Konsep 3B ini sebenarnya hanya untuk memoles kontes kecantikan agar diterima banyak kalangan, karena saat itu masih banyak pihak menolak kontes tersebut, bahkan hingga sekarang.

Konsep 3B dalam kontes kecantikan, yakni Brain (kecerdasan), Beauty (kecantikan), dan Behavior (kepribadian), adalah konsep dusta untuk membungkus kontes semacam ini agar diterima masyarakat. Kita akan bertanya-tanya, dalam kontes yang hanya dilakan beberapa hari, bagaimanakah menilai kecerdasan, kecantikan, dan kepribadian? Apakah ada tes IQ atau ujian Matematika? Tidak. Yang dinilai hanyalah 1 konsep saja, yakni kecantikan. Meskipun para juri mengatakan bahwa para kontestan dinilai dengan konsep 3B, mengapa para finalis tetaplah mereka yang cantik dalam pengertian umum saja?

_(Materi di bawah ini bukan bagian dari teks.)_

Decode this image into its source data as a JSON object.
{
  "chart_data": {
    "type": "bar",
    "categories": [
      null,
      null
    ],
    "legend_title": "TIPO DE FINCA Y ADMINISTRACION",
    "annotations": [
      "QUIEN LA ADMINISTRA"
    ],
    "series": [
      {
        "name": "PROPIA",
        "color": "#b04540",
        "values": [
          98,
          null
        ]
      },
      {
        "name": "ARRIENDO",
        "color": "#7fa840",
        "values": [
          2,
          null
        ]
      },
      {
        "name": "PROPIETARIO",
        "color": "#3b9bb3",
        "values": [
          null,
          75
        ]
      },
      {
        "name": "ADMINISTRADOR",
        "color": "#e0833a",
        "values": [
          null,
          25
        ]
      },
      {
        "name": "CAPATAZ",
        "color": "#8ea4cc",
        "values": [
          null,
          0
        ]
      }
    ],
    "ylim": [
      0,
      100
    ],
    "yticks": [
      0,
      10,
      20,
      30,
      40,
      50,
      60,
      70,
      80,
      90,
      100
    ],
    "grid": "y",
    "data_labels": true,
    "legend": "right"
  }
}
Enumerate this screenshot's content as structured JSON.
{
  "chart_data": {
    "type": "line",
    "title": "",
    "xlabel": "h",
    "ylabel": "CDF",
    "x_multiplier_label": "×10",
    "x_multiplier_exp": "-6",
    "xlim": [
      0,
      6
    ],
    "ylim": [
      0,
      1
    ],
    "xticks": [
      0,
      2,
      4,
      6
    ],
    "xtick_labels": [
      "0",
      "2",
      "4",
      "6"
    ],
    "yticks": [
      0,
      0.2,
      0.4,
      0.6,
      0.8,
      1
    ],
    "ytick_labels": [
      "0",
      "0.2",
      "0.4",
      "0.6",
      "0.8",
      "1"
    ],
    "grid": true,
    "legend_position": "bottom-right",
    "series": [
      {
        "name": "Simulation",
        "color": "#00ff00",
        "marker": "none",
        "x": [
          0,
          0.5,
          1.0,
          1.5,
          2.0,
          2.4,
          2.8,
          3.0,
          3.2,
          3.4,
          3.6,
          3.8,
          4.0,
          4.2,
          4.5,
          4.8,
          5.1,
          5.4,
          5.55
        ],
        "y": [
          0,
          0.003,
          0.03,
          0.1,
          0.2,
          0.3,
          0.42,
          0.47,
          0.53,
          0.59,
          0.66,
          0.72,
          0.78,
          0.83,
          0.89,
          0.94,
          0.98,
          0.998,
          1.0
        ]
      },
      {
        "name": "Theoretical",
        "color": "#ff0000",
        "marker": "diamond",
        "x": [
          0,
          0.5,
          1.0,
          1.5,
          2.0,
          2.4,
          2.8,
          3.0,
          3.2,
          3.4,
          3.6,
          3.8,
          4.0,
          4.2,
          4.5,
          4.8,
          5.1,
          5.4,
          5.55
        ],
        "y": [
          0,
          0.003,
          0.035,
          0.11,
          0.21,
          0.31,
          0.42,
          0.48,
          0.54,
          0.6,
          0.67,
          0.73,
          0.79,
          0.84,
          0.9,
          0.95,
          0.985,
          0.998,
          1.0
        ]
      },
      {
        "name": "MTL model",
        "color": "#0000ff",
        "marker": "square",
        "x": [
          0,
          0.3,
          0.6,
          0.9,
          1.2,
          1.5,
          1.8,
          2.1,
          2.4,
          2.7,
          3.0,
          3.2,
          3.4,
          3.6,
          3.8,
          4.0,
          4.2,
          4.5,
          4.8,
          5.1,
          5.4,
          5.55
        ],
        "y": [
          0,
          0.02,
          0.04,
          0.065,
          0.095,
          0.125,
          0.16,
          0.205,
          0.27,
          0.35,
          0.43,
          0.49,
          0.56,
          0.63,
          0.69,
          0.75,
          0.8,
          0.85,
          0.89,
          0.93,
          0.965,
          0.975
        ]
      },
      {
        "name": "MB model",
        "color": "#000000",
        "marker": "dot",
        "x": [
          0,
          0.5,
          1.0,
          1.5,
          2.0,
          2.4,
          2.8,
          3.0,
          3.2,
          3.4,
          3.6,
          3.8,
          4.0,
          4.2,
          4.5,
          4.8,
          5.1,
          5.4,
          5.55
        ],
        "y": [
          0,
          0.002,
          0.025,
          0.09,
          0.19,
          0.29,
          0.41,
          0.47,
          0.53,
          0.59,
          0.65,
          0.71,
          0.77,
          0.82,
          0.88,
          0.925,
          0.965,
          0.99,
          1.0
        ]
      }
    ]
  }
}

Dr. Daoed Joesoef, saat menjadi Menteri Pendidikan dan Kebudayaan periode 1977-1982, menyatakan secara terbuka penolakannya terhadap segala jenis pemilihan kontes kecantikan. Daoed Joesoef menilai kontes kecantikan hakikatnya adalah sebuah penipuan dan pelecehan terhadap perempuan. Kontes kecantikan hanya untuk meraup keuntungan bisnis perusahaan kosmetika, pakaian renang, rumah mode, atau salon kecantikan, yang bertujuan mengeksploitasi kecantikan perempuan sebagai primitive instinct dan nafsu dasar laki-laki, serta kebutuhan akan uang untuk hidup mewah. Ia menolak habis-habisan kontes kecantikan, meski dirinya lulusan luar negeri yang berpandangan liberal.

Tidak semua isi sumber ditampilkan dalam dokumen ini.